Cooperative Institute for Research in Environmental Sciences
Thursday, May 10, 2018

In 2016’s Record Arctic Warmth, a Glimpse of the Future

aerial view of the Barrow Arctic Ocean Observatory

A new analysis of the extraordinary heat that affected the Arctic in 2016 finds that it could not have happened without the steep increases in greenhouse gas concentrations caused by human activity, and resulting loss of sea ice, over the past 150 years.

Evaluating ocean and atmospheric observations with advanced modeling tools, scientists from NOAA and CIRES found that about 60 percent of 2016’s record warmth was caused by record-low sea ice observed that year, and the ensuing transfer of ocean heat to the atmosphere across wide expanses of ice-free or barely frozen Arctic Ocean.

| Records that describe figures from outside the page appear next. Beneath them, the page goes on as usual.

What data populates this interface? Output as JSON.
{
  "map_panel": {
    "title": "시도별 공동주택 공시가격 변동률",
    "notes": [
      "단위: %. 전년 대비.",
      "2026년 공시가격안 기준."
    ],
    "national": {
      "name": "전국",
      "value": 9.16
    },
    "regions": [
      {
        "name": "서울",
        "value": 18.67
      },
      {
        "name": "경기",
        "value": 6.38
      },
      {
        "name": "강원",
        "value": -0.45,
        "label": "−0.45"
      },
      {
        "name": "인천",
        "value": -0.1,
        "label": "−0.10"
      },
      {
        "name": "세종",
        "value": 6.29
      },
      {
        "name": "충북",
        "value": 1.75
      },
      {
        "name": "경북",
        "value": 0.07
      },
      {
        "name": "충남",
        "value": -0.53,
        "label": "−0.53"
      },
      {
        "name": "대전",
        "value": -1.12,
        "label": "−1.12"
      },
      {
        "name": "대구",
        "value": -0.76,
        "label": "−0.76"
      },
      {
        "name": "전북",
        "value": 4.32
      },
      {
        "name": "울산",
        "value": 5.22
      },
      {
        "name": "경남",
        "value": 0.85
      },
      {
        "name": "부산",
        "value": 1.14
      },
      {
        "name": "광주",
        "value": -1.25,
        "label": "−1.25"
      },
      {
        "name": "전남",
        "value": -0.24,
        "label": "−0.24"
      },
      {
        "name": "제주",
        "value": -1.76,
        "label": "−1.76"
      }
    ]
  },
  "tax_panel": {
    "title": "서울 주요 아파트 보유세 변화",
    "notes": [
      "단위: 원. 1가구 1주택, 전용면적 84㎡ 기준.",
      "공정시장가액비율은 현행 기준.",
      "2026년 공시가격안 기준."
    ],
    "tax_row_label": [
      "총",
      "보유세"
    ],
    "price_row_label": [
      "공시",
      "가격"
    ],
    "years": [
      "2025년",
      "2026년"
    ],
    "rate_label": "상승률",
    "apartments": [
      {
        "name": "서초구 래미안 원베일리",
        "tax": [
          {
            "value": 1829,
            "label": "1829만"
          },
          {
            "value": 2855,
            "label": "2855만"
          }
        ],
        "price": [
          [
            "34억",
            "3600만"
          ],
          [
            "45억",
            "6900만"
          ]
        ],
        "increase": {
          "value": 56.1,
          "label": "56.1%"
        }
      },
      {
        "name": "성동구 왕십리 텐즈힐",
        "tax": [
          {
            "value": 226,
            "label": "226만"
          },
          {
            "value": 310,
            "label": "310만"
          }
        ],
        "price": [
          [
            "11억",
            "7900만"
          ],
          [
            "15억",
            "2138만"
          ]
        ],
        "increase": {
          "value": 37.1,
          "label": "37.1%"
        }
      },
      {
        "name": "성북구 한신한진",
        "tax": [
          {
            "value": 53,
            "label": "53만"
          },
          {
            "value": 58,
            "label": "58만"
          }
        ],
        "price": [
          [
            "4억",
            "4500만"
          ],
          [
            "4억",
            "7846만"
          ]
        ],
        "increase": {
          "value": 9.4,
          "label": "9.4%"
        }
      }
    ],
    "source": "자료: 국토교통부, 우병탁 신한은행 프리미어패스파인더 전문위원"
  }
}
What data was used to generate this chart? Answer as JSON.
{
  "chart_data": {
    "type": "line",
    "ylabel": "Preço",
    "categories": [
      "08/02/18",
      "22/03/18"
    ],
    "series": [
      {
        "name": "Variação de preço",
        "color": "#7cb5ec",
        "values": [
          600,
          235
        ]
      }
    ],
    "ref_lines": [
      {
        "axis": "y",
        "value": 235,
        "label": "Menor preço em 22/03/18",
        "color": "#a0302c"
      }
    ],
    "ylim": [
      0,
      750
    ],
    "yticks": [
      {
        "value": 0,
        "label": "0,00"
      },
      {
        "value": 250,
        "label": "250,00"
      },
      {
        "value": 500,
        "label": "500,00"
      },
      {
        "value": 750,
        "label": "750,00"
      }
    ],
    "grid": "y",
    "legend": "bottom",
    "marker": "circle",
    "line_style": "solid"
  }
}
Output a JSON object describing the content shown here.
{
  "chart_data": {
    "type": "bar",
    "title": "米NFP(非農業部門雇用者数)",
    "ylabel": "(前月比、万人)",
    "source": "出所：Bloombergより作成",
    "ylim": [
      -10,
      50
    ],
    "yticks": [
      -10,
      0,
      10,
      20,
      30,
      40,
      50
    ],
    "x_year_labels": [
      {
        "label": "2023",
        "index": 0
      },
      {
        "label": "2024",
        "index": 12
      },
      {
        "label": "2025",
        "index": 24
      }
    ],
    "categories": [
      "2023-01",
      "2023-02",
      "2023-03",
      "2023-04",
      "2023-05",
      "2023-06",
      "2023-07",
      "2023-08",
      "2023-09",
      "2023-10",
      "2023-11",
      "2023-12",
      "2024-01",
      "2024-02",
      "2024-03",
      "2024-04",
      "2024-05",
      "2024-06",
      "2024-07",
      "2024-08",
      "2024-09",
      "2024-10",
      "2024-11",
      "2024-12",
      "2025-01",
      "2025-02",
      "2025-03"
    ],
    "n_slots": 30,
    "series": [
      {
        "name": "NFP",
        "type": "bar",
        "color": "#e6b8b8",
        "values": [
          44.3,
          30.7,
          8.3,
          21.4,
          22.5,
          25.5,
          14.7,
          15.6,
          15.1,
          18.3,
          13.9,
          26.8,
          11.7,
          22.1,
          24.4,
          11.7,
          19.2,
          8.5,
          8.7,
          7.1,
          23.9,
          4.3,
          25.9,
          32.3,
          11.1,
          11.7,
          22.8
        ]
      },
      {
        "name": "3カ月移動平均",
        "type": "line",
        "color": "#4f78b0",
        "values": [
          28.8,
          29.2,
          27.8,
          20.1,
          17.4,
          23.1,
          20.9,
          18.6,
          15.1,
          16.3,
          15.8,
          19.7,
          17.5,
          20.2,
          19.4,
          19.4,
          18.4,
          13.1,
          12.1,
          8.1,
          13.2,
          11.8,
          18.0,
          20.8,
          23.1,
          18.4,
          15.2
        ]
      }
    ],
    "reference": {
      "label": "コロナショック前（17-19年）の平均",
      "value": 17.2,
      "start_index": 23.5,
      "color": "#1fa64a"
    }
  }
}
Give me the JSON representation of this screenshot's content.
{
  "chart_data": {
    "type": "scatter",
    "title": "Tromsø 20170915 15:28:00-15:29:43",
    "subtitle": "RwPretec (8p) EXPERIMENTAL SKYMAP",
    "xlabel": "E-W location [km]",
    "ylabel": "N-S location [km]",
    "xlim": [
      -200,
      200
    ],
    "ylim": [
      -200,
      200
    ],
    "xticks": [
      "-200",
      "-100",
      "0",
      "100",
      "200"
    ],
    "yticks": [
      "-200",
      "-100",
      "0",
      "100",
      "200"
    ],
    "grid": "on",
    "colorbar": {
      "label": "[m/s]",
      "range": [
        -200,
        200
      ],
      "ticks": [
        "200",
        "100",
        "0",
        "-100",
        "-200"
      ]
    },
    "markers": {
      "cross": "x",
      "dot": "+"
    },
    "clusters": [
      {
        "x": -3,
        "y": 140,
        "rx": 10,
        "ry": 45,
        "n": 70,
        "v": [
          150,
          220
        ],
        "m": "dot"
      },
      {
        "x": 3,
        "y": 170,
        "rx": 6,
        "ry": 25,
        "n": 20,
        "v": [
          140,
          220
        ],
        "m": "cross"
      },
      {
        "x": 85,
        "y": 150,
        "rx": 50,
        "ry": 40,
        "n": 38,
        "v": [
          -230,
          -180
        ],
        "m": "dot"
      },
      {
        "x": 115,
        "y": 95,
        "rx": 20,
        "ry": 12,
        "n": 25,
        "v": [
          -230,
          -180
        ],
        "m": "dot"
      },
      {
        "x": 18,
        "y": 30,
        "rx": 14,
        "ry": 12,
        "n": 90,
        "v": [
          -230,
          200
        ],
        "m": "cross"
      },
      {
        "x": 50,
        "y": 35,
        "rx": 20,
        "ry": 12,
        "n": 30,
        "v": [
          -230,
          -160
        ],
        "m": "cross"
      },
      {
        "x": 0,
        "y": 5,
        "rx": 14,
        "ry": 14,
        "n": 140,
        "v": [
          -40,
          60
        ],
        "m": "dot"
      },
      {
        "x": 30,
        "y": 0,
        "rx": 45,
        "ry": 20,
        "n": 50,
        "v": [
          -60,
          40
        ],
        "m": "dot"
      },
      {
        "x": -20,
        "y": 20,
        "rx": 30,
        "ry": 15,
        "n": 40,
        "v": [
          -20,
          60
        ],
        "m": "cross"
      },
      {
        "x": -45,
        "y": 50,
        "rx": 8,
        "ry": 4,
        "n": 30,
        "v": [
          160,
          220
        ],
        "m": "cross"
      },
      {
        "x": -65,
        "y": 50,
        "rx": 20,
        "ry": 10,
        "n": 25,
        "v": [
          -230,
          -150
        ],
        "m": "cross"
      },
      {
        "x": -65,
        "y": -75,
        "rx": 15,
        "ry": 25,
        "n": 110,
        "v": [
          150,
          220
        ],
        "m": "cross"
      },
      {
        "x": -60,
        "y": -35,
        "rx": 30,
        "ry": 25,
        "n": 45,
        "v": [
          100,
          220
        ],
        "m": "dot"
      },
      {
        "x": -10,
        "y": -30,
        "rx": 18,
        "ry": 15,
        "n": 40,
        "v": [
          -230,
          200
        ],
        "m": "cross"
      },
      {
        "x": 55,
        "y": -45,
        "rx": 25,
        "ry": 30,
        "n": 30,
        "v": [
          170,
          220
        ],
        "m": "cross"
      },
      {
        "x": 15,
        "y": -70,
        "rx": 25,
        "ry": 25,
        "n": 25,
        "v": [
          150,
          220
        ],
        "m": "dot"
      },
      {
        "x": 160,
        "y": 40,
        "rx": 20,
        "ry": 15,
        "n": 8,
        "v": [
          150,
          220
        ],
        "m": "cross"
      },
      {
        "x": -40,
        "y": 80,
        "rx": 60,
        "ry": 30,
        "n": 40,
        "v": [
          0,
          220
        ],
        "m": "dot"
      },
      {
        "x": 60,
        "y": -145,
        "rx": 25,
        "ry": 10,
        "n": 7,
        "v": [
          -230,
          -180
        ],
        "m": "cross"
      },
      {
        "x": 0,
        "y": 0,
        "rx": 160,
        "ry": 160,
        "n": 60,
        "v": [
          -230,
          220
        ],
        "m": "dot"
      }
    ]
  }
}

However, Arctic sea ice loss alone was insufficient to explain the totality of record warmth, the researchers said. Influences from outside the Arctic, such as the 2015-16 El Niño and remarkable intrusions of warm air that originated from outside the Arctic Circle, were also factors causing the 2016 extreme warmth.

The research team concluded that there was near-zero probability that the Arctic would be as warm as it was in 2016 if greenhouse gas concentrations, ocean temperatures, and sea ice were at late 19th Century levels. The new research appears online in the journal Weather and Climate Extremes.

CIRES' Lantao Sun, who works in the NOAA Earth System Research Laboratories, is the lead author on this study.